You own the daily_user_metrics fact table. Build an idempotent, rerunnable ETL that can be triggered for any date D and correctly handles duplicates, late-arriving records (up to 2 days late), and status changes. You must write whiteboard-level SQL for the core transformation and describe the upsert strategy.
Warehouse (UTC). Raw landing schemas and tiny samples:
Table: users_dim
| u_id | created_at | country | is_test |
|---|
| 1 | 2025-08-28 10:00:00 | US | 0 |
| 2 | 2025-08-30 12:00:00 | CA | 0 |
| 3 | 2025-08-15 09:00:00 | US | 1 |
Table: events_raw
| event_id | u_id | event_type | event_ts | ingested_at | source |
|---|
| e1 | 1 | view | 2025-09-01 02:03:00 | 2025-09-01 02:03:05 | web |
| e1 | 1 | view | 2025-09-01 02:03:00 | 2025-09-02 01:00:00 | replay (duplicate, late) |
| e2 | 1 | purchase | 2025-09-01 03:10:00 | 2025-09-01 03:10:04 | web |
| e3 | 2 | view | 2025-08-31 23:59:59 | 2025-09-01 00:00:01 | web (late arrival for 08-31) |
Table: orders_raw
| order_id | u_id | amount | status | order_ts | updated_at | ingested_at |
|---|
| o1 | 1 | 100.00 | paid | 2025-09-01 03:10:00 | 2025-09-01 03:12:00 | 2025-09-01 03:12:05 |
| o1 | 1 | 100.00 | refunded | 2025-09-01 03:10:00 | 2025-09-03 09:00:00 | 2025-09-03 09:00:10 (late status change) |
| o2 | 2 | 50.00 | pending | 2025-09-01 20:00:00 | 2025-09-01 20:01:00 | 2025-09-01 20:01:05 |
Target: daily_user_metrics (dt DATE, u_id BIGINT, first_event_ts TIMESTAMP, events_cnt INT, paid_orders_cnt INT, paid_orders_amt DECIMAL(12,2)). Exclude users_dim.is_test = 1.
Tasks (be precise and tricky):
-
Dedup staging logic. Write SQL CTE(s) that deduplicate events_raw by event_id keeping only the row with the max(ingested_at). Do the same for orders_raw by order_id, keeping the row with the max(updated_at) as the authoritative status snapshot. Explain why dedup by natural keys (event_id/order_id) is safer than relying on ROW_NUMBER over (u_id, event_ts) here.
-
Daily metric for D=2025-09-01. Using only SQL, produce one row per non-test user with: first_event_ts on D; events_cnt on D; paid_orders_cnt and paid_orders_amt on D where an order counts only if the latest status (per your dedup) is in ('paid','shipped','completed') and not in ('refunded','canceled'). Show the SELECT that computes these fields using your deduped CTEs. Ensure events are filtered by event_ts between [D 00:00:00, D 23:59:59.999] in UTC.
-
Late data capture window. Assume records for D can arrive up to 2 days late. Describe and write SQL for an incremental approach that, on run date R=D+0, D+1, and D+2, recomputes partitions for [D-2, D] and then MERGEs only the dt=D partition in daily_user_metrics so that late-arriving rows are included exactly once. Show an example MERGE (or INSERT OVERWRITE PARTITION) for dt=D and explain how it remains idempotent on reruns.
-
Guardrails and failure modes. Enumerate at least five edge cases your ETL must handle (e.g., partial writes/transactionality, schema drift adding a nullable column to events_raw, null event_ts vs non-null ingested_at, daylight saving changes if you later switch to country-local days, replayed backfills that resend old event_ids).
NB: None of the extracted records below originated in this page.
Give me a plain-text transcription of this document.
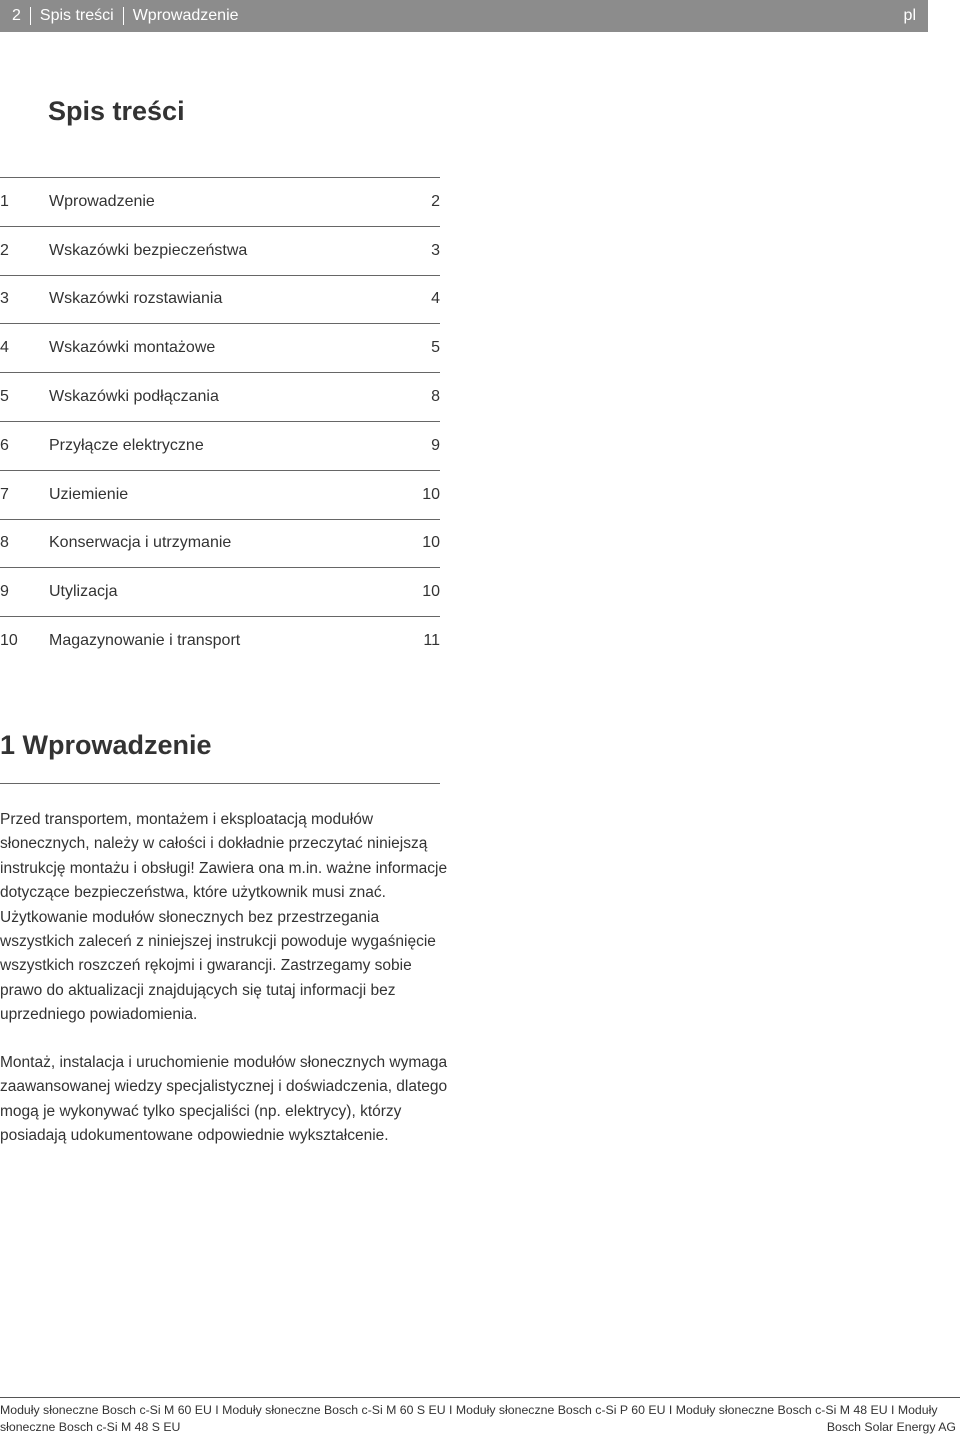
2 Spis treści Wprowadzenie	pl
Spis treści
1	Wprowadzenie	2
2	Wskazówki bezpieczeństwa	3
3	Wskazówki rozstawiania	4
4	Wskazówki montażowe	5
5	Wskazówki podłączania	8
6	Przyłącze elektryczne	9
7	Uziemienie	10
8	Konserwacja i utrzymanie	10
9	Utylizacja	10
10	Magazynowanie i transport	11
1 Wprowadzenie

Przed transportem, montażem i eksploatacją modułów słonecznych, należy w całości i dokładnie przeczytać niniejszą instrukcję montażu i obsługi! Zawiera ona m.in. ważne informacje dotyczące bezpieczeństwa, które użytkownik musi znać. Użytkowanie modułów słonecznych bez przestrzegania wszystkich zaleceń z niniejszej instrukcji powoduje wygaśnięcie wszystkich roszczeń rękojmi i gwarancji. Zastrzegamy sobie prawo do aktualizacji znajdujących się tutaj informacji bez uprzedniego powiadomienia.

Montaż, instalacja i uruchomienie modułów słonecznych wymaga zaawansowanej wiedzy specjalistycznej i doświadczenia, dlatego mogą je wykonywać tylko specjaliści (np. elektrycy), którzy posiadają udokumentowane odpowiednie wykształcenie.

Moduły słoneczne Bosch c-Si M 60 EU I Moduły słoneczne Bosch c-Si M 60 S EU I Moduły słoneczne Bosch c-Si P 60 EU I Moduły słoneczne Bosch c-Si M 48 EU I Moduły słoneczne Bosch c-Si M 48 S EU	Bosch Solar Energy AG
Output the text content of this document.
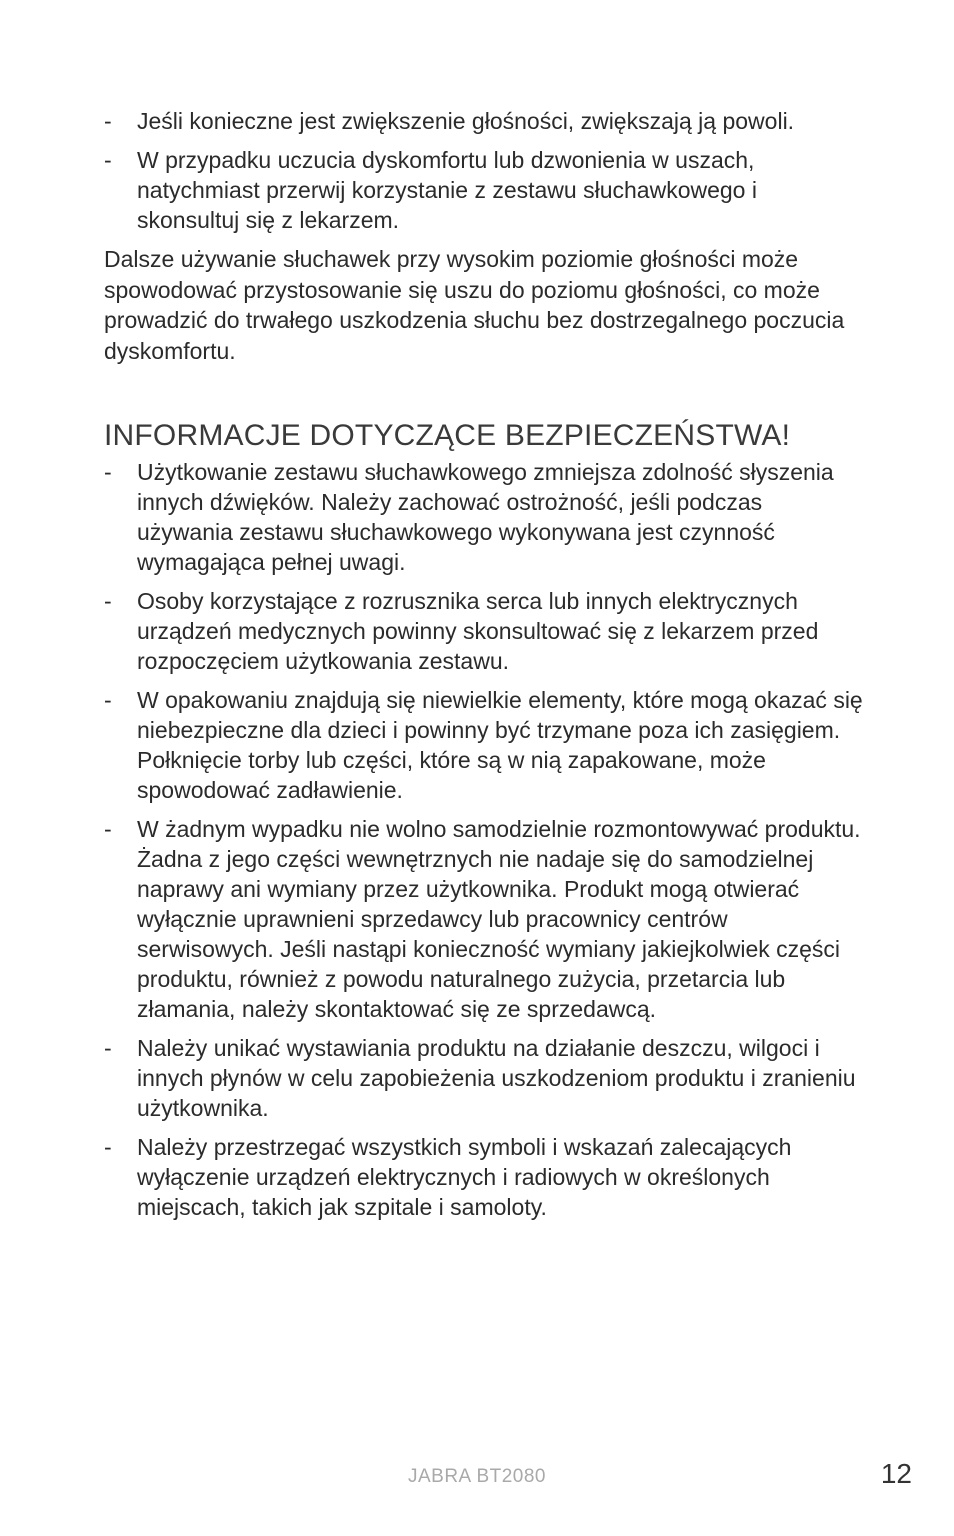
- Jeśli konieczne jest zwiększenie głośności, zwiększają ją powoli.
- W przypadku uczucia dyskomfortu lub dzwonienia w uszach, natychmiast przerwij korzystanie z zestawu słuchawkowego i skonsultuj się z lekarzem.

Dalsze używanie słuchawek przy wysokim poziomie głośności może spowodować przystosowanie się uszu do poziomu głośności, co może prowadzić do trwałego uszkodzenia słuchu bez dostrzegalnego poczucia dyskomfortu.

INFORMACJE DOTYCZĄCE BEZPIECZEŃSTWA!
- Użytkowanie zestawu słuchawkowego zmniejsza zdolność słyszenia innych dźwięków. Należy zachować ostrożność, jeśli podczas używania zestawu słuchawkowego wykonywana jest czynność wymagająca pełnej uwagi.
- Osoby korzystające z rozrusznika serca lub innych elektrycznych urządzeń medycznych powinny skonsultować się z lekarzem przed rozpoczęciem użytkowania zestawu.
- W opakowaniu znajdują się niewielkie elementy, które mogą okazać się niebezpieczne dla dzieci i powinny być trzymane poza ich zasięgiem. Połknięcie torby lub części, które są w nią zapakowane, może spowodować zadławienie.
- W żadnym wypadku nie wolno samodzielnie rozmontowywać produktu. Żadna z jego części wewnętrznych nie nadaje się do samodzielnej naprawy ani wymiany przez użytkownika. Produkt mogą otwierać wyłącznie uprawnieni sprzedawcy lub pracownicy centrów serwisowych. Jeśli nastąpi konieczność wymiany jakiejkolwiek części produktu, również z powodu naturalnego zużycia, przetarcia lub złamania, należy skontaktować się ze sprzedawcą.
- Należy unikać wystawiania produktu na działanie deszczu, wilgoci i innych płynów w celu zapobieżenia uszkodzeniom produktu i zranieniu użytkownika.
- Należy przestrzegać wszystkich symboli i wskazań zalecających wyłączenie urządzeń elektrycznych i radiowych w określonych miejscach, takich jak szpitale i samoloty.
JABRA BT2080	12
For each, state the defensive technique (e.g., write-ahead staging + checksum, schema evolution policy, fallback to ingested_at for partition pruning but event_ts for business logic, surrogate partitioning strategy, MERGE with deterministic dedup).
-
Validation. Propose two reconciliation queries: one that compares counts and sums between orders_raw (latest status) and daily_user_metrics for D, and one that detects duplicate event_ids that still leaked into the D partition. Include expected results when using the sample data above.